Siento hoy la cuesta más pronunciada que nunca. Mis piernas están destrozadas por los últimos días tan duros de trabajo que me he pegado. La bicicleta parece no avanzar. Unas negras nubes ya comienzan a descargar sus primeras gotas de lluvia, mientras que un ensordecedor trueno se adelanta a un rayo tan poderoso que ilumina todo el horizonte.
Efrén, mi hijo pequeño, llora asustado y su madre le tapa la cabecita con su rebozo, a la par que sujeta fuertemente mi cintura para sentirse más segura.
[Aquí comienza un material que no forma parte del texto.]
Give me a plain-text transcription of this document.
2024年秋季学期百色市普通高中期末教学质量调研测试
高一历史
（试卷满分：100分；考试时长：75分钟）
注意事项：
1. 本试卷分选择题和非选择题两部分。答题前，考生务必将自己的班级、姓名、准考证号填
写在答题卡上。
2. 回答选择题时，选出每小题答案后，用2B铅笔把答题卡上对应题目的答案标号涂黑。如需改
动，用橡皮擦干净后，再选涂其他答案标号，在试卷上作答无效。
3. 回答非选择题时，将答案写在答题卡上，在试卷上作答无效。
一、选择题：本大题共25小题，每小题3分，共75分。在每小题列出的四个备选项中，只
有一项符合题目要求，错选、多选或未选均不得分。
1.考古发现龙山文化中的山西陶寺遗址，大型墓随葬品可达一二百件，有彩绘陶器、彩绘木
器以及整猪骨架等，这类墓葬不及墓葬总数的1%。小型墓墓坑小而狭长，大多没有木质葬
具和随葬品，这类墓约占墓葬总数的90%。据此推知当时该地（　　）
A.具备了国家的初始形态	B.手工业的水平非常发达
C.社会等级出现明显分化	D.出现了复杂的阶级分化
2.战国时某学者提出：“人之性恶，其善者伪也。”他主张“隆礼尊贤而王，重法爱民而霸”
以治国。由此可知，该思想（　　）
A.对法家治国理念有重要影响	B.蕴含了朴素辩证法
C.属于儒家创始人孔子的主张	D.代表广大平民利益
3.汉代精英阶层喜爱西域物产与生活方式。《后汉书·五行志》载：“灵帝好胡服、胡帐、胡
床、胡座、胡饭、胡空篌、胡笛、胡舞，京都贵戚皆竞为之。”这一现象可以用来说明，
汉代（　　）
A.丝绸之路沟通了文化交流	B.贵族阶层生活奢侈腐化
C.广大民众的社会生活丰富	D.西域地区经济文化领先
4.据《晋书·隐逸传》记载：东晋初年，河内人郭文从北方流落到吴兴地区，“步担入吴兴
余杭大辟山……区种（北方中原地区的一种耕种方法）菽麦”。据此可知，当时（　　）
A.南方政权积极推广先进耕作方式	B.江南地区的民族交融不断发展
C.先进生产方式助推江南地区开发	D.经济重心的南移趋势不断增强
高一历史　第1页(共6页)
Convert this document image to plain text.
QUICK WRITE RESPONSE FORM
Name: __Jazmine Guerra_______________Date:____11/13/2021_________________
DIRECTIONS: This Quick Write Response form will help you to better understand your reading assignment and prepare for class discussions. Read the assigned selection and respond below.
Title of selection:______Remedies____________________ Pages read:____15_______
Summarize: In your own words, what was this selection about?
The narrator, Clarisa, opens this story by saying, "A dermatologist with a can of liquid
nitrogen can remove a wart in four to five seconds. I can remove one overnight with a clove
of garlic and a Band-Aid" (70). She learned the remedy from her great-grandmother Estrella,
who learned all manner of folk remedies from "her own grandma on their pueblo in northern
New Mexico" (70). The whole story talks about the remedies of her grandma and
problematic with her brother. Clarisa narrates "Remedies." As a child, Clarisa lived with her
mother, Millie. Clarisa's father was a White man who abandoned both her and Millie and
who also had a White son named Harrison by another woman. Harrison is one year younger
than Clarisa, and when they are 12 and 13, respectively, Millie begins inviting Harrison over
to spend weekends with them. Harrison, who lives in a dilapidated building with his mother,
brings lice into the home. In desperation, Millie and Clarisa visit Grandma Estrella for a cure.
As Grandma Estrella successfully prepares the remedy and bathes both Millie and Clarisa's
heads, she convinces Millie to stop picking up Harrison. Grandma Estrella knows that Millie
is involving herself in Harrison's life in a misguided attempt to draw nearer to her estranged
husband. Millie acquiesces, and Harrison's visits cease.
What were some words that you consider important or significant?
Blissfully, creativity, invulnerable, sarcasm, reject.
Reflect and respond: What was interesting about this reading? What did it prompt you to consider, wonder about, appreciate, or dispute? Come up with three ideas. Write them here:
Paco, mi otro hijo, por el contrario, va sentado en el manillar, contento de ver como las primeras gotas de lluvia impactan en su rostro y su playera del Cruz Azul comienza a empaparse.
Al pasar junto al viejo y abandonado palenque, desde que acaeciera la última balasera, otro enorme rayo ruge furioso y el agua comienza a caer más intensamente. Tengo serias dudas de que sea capaz de llevar a mi familia a nuestro jacalito sin que estemos todos bien calados hasta los huesos.
Cada pedalada me cuesta más. El agua corre por el piso, haciendo imposible nuestro avance. Apenas si consigo mantener la bici en pie. Paco ríe histéricamente mientras Efrén llora desconsolado. Mi esposa me pide, por favor, que me orille bajo un gran tule para intentar protegernos, aunque ya es demasiado tarde.
Una vez que bajamos de la bicicleta totalmente empapados, nos sentamos bajo el árbol, al borde del camino. Comprobamos, amargamente, como la bolsa de las tortillas que llevábamos para la cena se encuentra totalmente encharcada.
El agua sigue cayendo sin piedad. Todo el paisaje se ha convertido en una inmensa laguna. El camino es algo así como un río de aguas bravas que casi nos arrastra los pies.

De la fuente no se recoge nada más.